= Tiina Tauraite =

Estonian actress (born 1976)

Tiina Tauraite (born on 2 June 1976 in Tallinn, Estonia) is an Estonian actress.

In 1998 she graduated from the Estonian Academy of Music and Theatre. Since then, she has worked as a theatre actress at Von Krahl Theatre. Besides theatre roles she has appeared in a number of films (most notably The Temptation of St. Tony (2009), Autumn Ball (2007) and the 2016 film The Spy and the Poet) and television series (Elu keset linna (2012) and Screwed in Tallinn in 1999).

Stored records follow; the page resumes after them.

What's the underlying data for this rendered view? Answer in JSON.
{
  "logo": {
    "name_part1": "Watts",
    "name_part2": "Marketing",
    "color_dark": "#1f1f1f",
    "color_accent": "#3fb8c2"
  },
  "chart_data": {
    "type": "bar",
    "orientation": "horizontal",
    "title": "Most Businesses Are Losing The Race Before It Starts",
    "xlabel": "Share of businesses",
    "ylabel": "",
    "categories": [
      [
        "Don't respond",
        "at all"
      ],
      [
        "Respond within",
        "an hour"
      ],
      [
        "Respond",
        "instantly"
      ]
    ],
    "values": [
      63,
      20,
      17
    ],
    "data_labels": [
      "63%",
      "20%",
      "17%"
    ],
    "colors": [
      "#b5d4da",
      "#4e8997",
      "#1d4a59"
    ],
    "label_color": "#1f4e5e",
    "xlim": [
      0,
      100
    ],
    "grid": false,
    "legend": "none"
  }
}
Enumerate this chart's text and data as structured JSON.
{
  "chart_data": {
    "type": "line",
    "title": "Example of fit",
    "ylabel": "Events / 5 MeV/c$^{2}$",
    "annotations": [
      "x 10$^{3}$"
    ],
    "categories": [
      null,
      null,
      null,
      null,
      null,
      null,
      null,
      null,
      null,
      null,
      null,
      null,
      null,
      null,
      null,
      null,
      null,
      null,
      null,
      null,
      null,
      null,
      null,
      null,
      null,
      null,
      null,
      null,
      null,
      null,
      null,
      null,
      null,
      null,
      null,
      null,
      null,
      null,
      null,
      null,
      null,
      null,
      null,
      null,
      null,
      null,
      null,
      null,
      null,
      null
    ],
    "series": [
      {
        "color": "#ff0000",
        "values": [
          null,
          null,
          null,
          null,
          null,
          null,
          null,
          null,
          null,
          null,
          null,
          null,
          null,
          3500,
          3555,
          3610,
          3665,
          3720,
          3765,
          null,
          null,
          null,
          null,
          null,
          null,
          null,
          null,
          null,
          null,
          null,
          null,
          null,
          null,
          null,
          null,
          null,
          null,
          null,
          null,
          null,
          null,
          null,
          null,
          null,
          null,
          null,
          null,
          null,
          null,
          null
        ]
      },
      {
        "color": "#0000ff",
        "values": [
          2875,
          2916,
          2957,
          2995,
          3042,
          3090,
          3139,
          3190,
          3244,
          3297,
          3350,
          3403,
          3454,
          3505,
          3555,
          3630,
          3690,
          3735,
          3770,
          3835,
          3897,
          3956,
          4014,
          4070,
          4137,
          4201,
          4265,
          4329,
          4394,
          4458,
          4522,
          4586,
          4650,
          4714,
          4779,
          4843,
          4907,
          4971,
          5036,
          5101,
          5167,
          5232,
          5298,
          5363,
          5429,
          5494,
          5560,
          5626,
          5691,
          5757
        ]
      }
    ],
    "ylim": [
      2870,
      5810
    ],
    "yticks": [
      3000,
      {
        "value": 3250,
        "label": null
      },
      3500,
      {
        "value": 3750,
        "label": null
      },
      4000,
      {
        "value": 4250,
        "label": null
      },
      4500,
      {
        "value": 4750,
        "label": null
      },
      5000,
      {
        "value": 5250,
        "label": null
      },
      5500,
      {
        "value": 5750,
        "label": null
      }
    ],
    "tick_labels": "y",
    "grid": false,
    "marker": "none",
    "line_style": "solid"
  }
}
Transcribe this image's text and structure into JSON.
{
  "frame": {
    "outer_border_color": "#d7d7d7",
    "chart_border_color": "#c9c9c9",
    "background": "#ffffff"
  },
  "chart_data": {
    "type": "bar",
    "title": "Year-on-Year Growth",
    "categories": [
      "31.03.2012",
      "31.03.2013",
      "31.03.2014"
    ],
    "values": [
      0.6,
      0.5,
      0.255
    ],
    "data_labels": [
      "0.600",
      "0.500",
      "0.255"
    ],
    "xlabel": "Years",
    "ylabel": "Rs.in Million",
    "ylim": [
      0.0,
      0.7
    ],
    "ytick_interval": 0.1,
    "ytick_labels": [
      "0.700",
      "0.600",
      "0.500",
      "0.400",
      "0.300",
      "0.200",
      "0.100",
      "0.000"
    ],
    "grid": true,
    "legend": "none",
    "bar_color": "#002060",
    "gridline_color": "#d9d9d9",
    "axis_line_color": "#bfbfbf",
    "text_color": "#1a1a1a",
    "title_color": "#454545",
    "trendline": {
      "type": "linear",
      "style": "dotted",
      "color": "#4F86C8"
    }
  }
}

Besides her native Estonian, Tauraite is fluent in English, Russian and Finnish.

==Filmography==

- 2008: Sügisball
- 2009: The Temptation of St. Tony
- 2011: Idioot
- 2016: Kala-kala
- 2016: Luuraja ja luuletaja
- 2018: Omad
- 2019: Colours in Black & White
- 2019: Virago
- 2020: Teene
- 2020: My Dear Corpses
- 2021: Sandra saab tööd
- 2023: Nähtamatu võitlus
- 2024: Biwa järve 8 nägu
- 2024: The Missile (Ohjus)
- 2024: Two of Us
- 2026: Our Erika

== Television ==

- 2018: Lõks
- 2018: Pank

== Awards ==
Tauraite has received three Estonian Theatre Awards. In 2008 she was awarded for her work as supporting actor in "Seagull", as Best Supporting Actor in the 2012 production "Dona Rosita The Spinster" and a Special Award for her one-woman show "Tiina Tauraite's Tractor."